Analysis of seismic waves could reveal how old the mountains are and their relationship to the formation of glaciers.

“One of the things we should be able to determine is what’s causing the elevation of the mountains,” he said. “It’s probably either due to a thick crust or hot temperatures in the mantle. If it’s hot temperatures in the mantle, the mantle can’t stay hot for billions of years, so that would tell us that it’s due to fairly recent activity. But if it’s thick crust, we can speculate that it was formed a long time ago.”

In west Antarctica, global warming is a concern. Wiens said that simulations show that the ice sheet in west Antarctica could fall apart if the Earth warms up, flooding coastal cities around the world.

Ice streams, which are like rivers of ice as much as 80 miles wide, are a study focus. Wiens said some studies over the past 40 years show some ice streams speeding up and others are slowing down.

Seismographs can detect sudden motion of the ice streams to help understand what controls their motion. Also, the rate of motion of the ice streams is related to the conditions of the rocks beneath.

“We need to know how hot the mantle is,” Wiens said. “If it’s really hot, the ice will flow easier. If it’s really cold, it won’t flow at all.”

Since this work is part of the IPY, the WUSTL group will not be the only researchers working on these projects. Chinese, French, Japanese and Italian seismologists will be in Antarctica, as will be Americans from Ohio State University, Columbia University and Penn State University, among others.

A collaboration with Ohio State combines the seismic data with global positioning system data in one coordinated project called Polenet. “Their data complements ours in understanding how the loss of ice is related to uplift of the land,” Wiens said.
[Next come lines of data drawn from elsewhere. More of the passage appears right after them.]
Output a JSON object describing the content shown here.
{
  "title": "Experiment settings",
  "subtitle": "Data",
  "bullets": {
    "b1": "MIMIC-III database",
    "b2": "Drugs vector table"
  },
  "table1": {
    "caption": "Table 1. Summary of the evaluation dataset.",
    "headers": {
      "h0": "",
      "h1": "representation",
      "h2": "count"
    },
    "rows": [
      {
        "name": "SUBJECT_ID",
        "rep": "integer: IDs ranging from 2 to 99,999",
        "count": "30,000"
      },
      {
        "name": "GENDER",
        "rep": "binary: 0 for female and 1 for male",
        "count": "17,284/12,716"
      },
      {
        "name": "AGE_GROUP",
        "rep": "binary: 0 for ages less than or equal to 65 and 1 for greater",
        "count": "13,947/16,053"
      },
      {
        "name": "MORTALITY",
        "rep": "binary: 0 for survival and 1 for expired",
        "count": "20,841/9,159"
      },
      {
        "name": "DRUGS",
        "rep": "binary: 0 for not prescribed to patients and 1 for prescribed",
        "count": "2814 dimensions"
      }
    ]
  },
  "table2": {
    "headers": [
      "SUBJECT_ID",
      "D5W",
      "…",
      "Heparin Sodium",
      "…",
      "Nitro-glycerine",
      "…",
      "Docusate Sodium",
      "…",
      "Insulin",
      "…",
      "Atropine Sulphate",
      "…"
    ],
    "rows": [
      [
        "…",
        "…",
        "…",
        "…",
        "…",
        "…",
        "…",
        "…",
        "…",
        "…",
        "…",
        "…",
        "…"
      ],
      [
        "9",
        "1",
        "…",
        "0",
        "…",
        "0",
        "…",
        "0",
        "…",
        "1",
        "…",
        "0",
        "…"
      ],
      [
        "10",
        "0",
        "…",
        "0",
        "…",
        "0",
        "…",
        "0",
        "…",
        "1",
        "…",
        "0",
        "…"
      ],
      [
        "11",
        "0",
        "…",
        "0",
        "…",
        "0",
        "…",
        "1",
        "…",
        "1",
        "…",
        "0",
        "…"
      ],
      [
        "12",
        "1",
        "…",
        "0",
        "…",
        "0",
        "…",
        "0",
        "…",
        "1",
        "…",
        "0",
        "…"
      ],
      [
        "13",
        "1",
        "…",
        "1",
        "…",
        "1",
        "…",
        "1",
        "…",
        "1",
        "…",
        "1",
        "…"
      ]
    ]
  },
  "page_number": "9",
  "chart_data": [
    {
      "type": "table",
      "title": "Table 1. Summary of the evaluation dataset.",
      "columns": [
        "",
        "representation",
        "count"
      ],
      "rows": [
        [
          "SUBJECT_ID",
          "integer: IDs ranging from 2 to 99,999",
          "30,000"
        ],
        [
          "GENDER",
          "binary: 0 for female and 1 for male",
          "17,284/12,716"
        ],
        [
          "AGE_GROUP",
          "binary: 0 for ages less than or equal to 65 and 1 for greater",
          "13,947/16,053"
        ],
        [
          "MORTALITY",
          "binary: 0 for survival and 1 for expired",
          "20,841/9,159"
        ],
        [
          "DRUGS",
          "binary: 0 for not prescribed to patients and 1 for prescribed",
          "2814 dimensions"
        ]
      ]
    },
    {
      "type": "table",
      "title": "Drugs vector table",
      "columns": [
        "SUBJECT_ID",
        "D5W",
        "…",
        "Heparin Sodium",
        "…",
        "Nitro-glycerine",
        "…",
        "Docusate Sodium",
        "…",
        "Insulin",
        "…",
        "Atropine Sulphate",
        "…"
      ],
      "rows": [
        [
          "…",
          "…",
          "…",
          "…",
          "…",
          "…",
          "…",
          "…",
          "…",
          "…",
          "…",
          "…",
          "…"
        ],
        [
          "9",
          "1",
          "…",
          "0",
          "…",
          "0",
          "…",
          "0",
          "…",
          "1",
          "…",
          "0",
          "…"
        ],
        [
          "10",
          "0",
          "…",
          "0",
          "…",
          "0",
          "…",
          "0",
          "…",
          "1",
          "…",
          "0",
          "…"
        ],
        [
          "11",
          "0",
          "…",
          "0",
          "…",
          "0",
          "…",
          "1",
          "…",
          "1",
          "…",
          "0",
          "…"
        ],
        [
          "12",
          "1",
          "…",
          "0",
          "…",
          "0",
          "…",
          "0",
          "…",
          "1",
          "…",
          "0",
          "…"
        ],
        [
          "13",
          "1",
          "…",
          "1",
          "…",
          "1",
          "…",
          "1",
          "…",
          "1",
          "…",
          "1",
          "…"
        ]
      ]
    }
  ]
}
Rounding out Wiens’ research team are graduate students Mitchell Barklage and David Heeszel, a newbie to Antarctica. Antarctica veteran Patrick Shore, a lecturer and computer specialist in earth and planetary sciences, will go as well and has accompanied Wiens on many different seismic expeditions.

One important thing Wiens will stress to the group is sleep.

“You have to be careful that you keep sleeping,” Wiens said. “When you first get there, and it’s light all the time, you get jazzed up and want to keep working.

“Your body doesn’t really tell you to sleep. You get tired, but your eyes are telling you the sun is still out,” Wiens said.